(CARICOM Secretariat, Turkeyen, Greater Georgetown, Guyana) The Caribbean Community (CARICOM) will pursue a regional strategy to minimize the impact of the global financial and economic crisis and is to seek greater access to funds from the International Financial Institutions (IFIs) to confront the challenges that face Caribbean economies.
“There is an urgent need for additional funds for the Region to cope with the financial crisis,” Chairman of the Community, the Hon. Dean Barrow, Prime Minister of Belize, stressed Friday, adding that the CARICOM Single Market and Economy was the platform upon which the Region would face the challenges.
At a press conference he co-hosted with the Hon. Patrick Manning, Prime Minister of Trinidad and Tobago, the Hon. Dr. Denzil Douglas, Prime Minister of St.
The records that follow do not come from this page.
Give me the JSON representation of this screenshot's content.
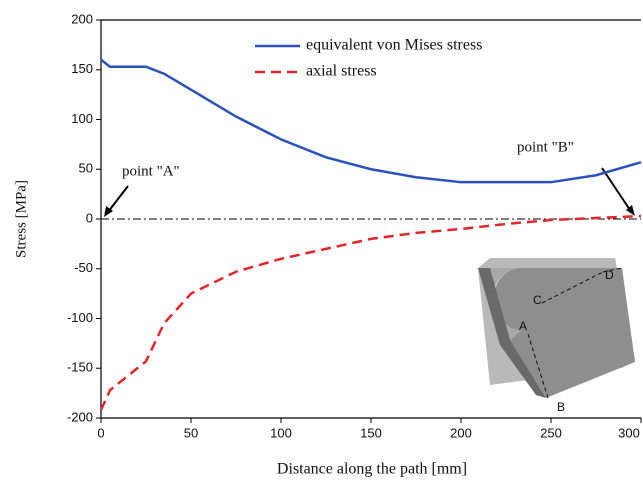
{
  "chart_data": {
    "type": "line",
    "xlabel": "Distance along the path [mm]",
    "ylabel": "Stress  [MPa]",
    "x": [
      0,
      5,
      25,
      35,
      50,
      75,
      100,
      125,
      150,
      175,
      200,
      225,
      250,
      275,
      300
    ],
    "series": [
      {
        "name": "equivalent von Mises stress",
        "color": "#2a52be",
        "dash": "solid",
        "values": [
          160,
          153,
          153,
          146,
          130,
          103,
          80,
          62,
          50,
          42,
          37,
          37,
          37,
          44,
          57
        ]
      },
      {
        "name": "axial stress",
        "color": "#e0262b",
        "dash": "dashed",
        "values": [
          -192,
          -172,
          -143,
          -105,
          -75,
          -53,
          -40,
          -30,
          -20,
          -14,
          -10,
          -5,
          -1,
          1,
          3
        ]
      }
    ],
    "xlim": [
      0,
      300
    ],
    "xticks": [
      0,
      50,
      100,
      150,
      200,
      250,
      300
    ],
    "ylim": [
      -200,
      200
    ],
    "yticks": [
      -200,
      -150,
      -100,
      -50,
      0,
      50,
      100,
      150,
      200
    ],
    "annotations": [
      "point \"A\"",
      "point \"B\""
    ],
    "inset_labels": [
      "A",
      "B",
      "C",
      "D"
    ]
  }
}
Kitts and Nevis and His Excellency Edwin Carrington, Secretary-General of CARICOM, Mr. Barrow said the Meeting also agreed that there was a need for a reform of the global financial architecture.
He pointed out that the situation regarding CL Financial and the Stanford Group of Companies fully engaged the Meeting. He said that it was “encouraging” that the Region would be pooling its resources to deal with the fallout from the crisis.
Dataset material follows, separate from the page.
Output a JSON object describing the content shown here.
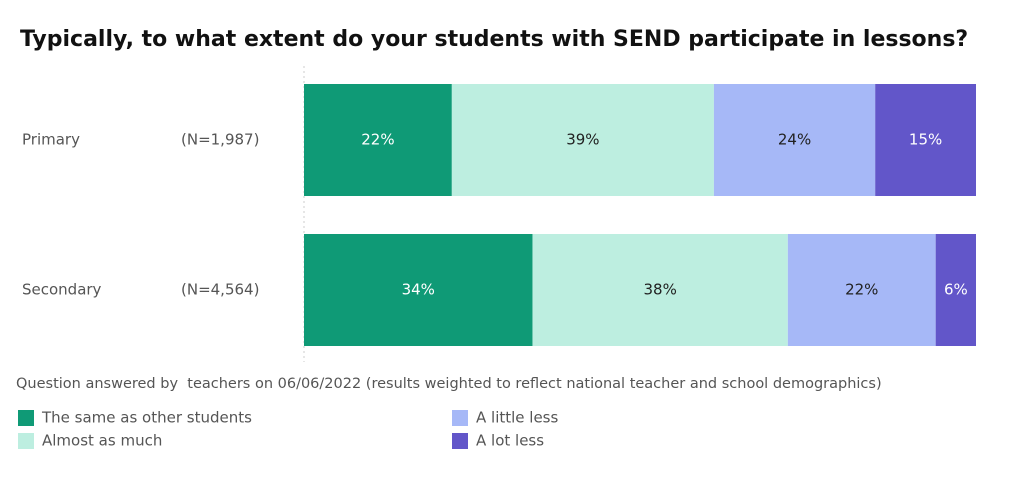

The Meeting, he said, received a report on the stimulus packages rolled out by individual Member States, but acknowledged that “what was done is not good enough”.
“The crisis will get worse before it gets better,” he warned, so the Region needed to do much more.
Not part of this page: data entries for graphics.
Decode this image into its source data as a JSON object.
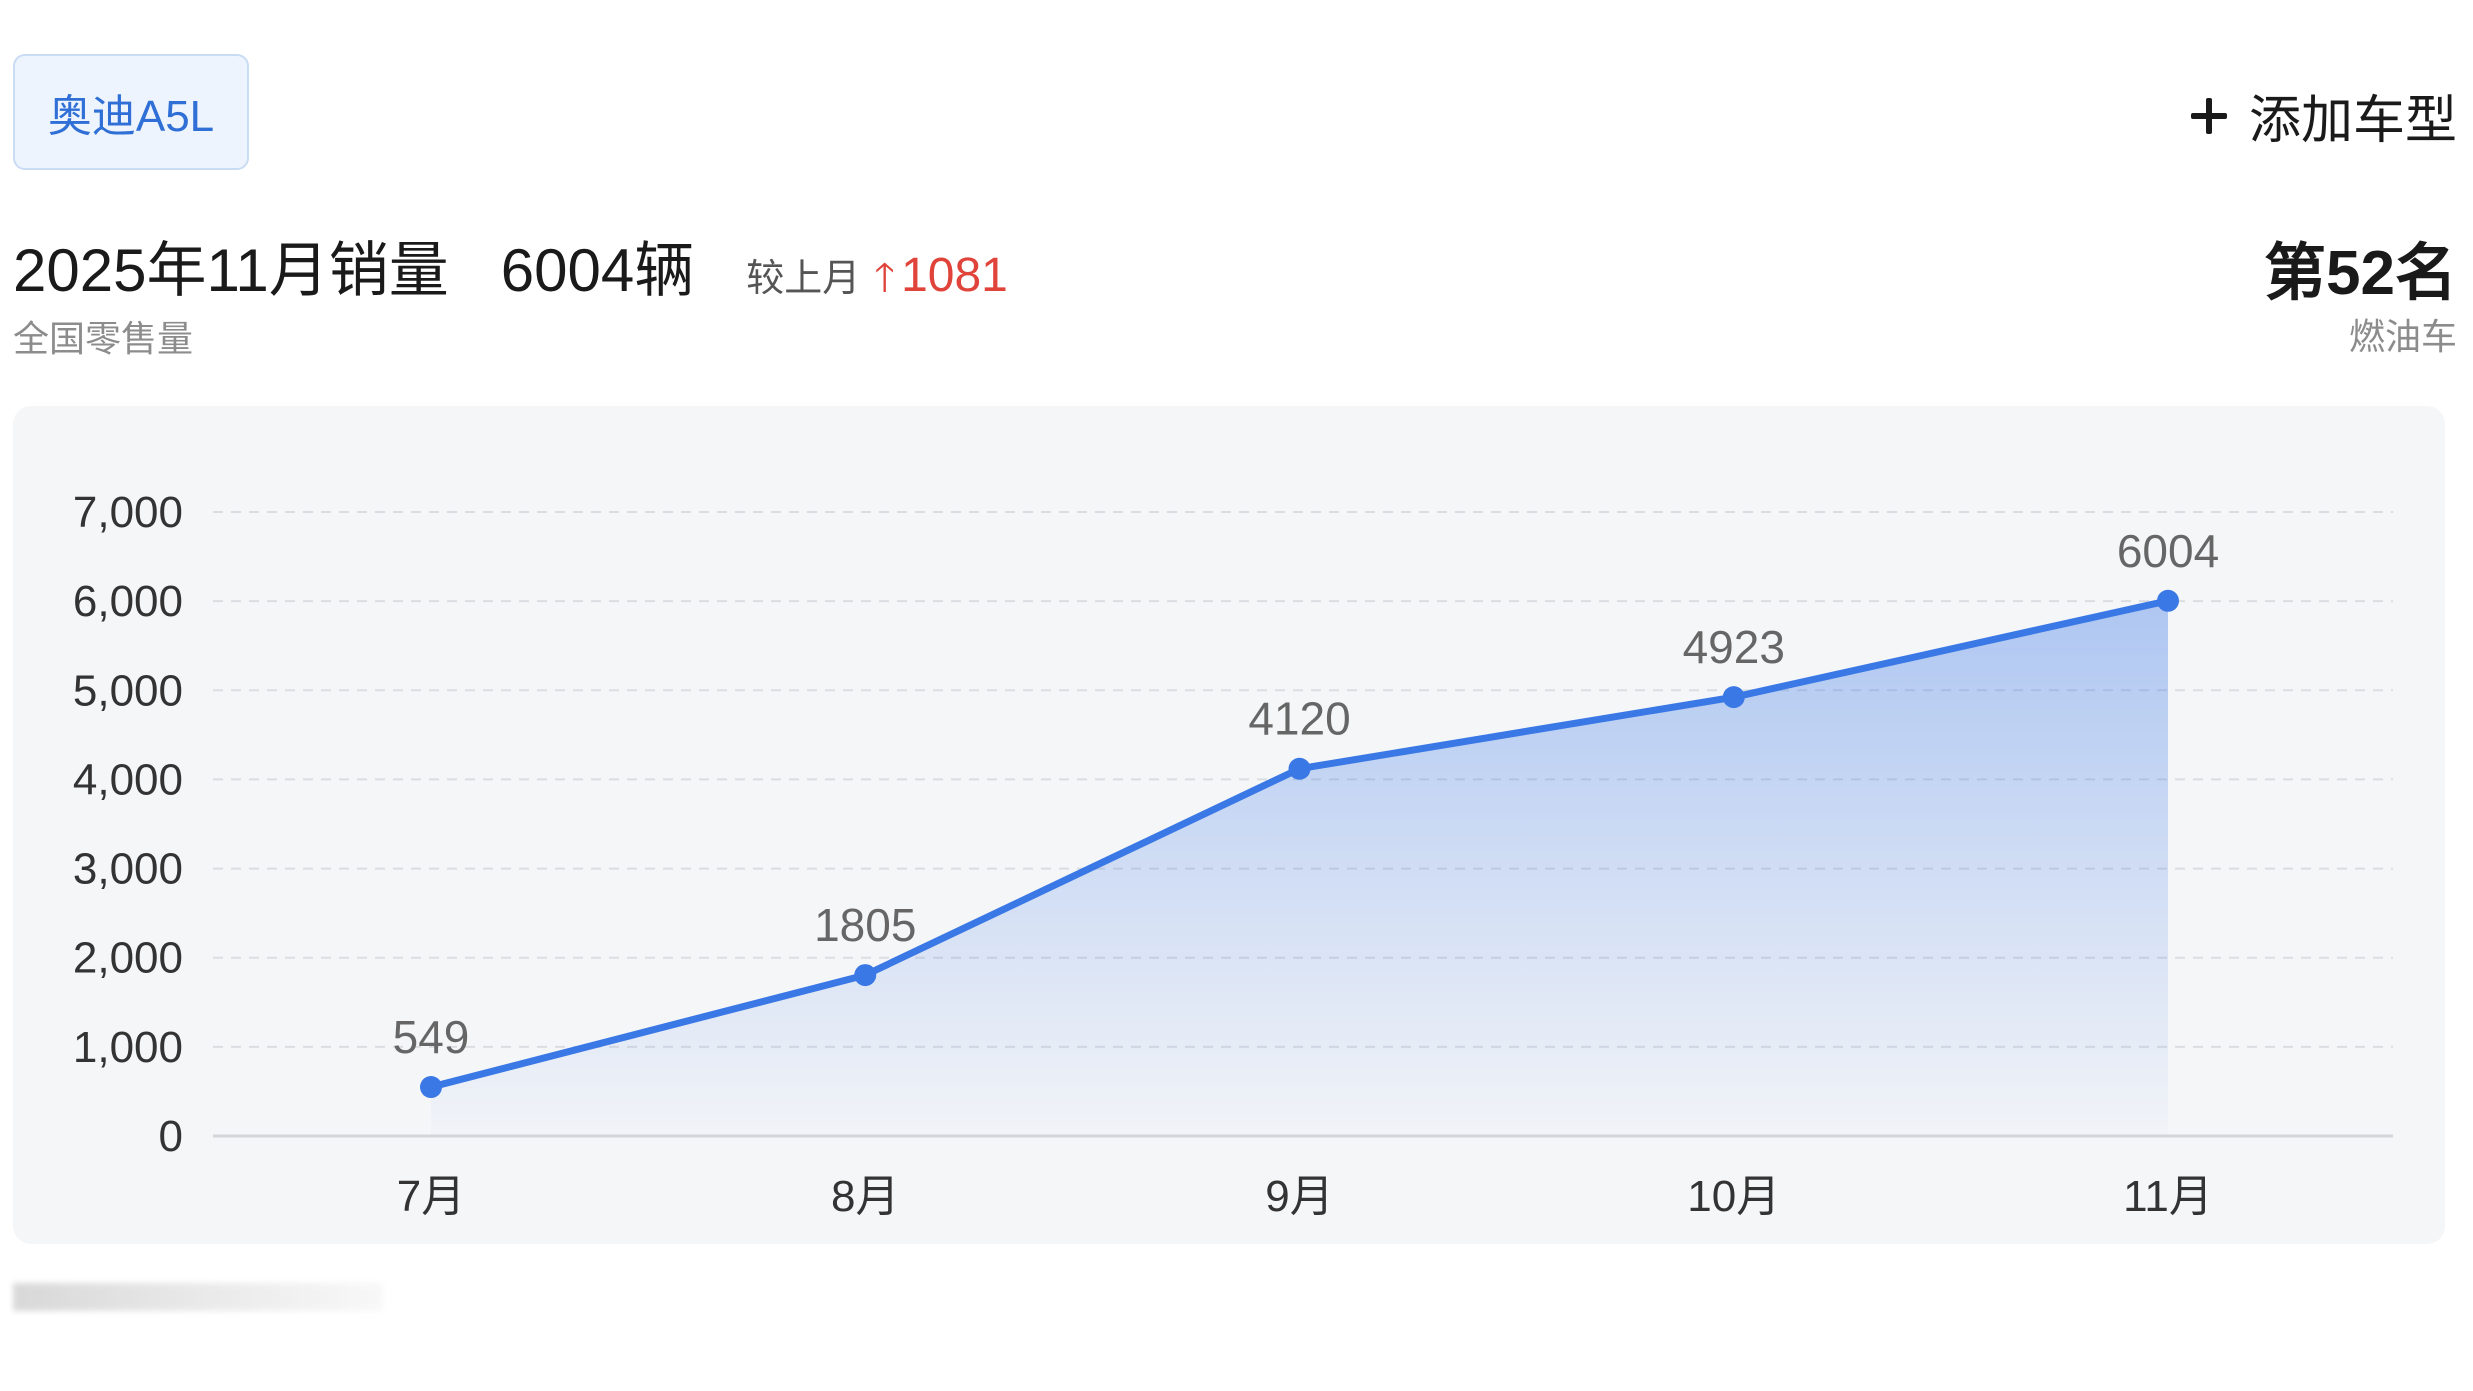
{
  "header": {
    "model_chip": "奥迪A5L",
    "add_model_label": "添加车型"
  },
  "summary": {
    "title": "2025年11月销量",
    "volume": "6004辆",
    "mom_label": "较上月",
    "mom_value": "1081",
    "subtitle": "全国零售量",
    "rank": "第52名",
    "category": "燃油车"
  },
  "colors": {
    "accent": "#3a78e6",
    "up": "#e0433a",
    "chip_bg": "#eef4fd"
  },
  "icons": {
    "add": "plus-icon",
    "trend": "arrow-up-icon"
  },
  "chart_data": {
    "type": "area",
    "categories": [
      "7月",
      "8月",
      "9月",
      "10月",
      "11月"
    ],
    "series": [
      {
        "values": [
          549,
          1805,
          4120,
          4923,
          6004
        ]
      }
    ],
    "ylim": [
      0,
      7000
    ],
    "yticks": [
      0,
      1000,
      2000,
      3000,
      4000,
      5000,
      6000,
      7000
    ],
    "ytick_labels": [
      "0",
      "1,000",
      "2,000",
      "3,000",
      "4,000",
      "5,000",
      "6,000",
      "7,000"
    ],
    "data_labels": [
      "549",
      "1805",
      "4120",
      "4923",
      "6004"
    ],
    "grid": true,
    "legend": false
  }
}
With regard to crime and security, Prime Minister Douglas told the press conference that Heads of Government had fully endorsed the proposal he presented to the meeting for a summit on crime and security in May 2009.
The Meeting also received a report which covered, among other areas, the implementation of the CARICOM Travel Card (CARIPASS), progress relating to the implementation of the ballistics information network.
Sustainable Development was another area on which the Heads of Government had full discussion. They committed their countries to play a more active and visible role in the negotiations towards the Fifteenth Meeting of the Conference of the Parties to the United Nations Framework on Climate Change scheduled for Copenhagen, Denmark in December 2009.
The Heads of Government also placed emphasis on the linkages between climate change and renewable energy and endorsed the position proposed by Guyana on promoting the Preservation of forests and on carbon credit for the Region.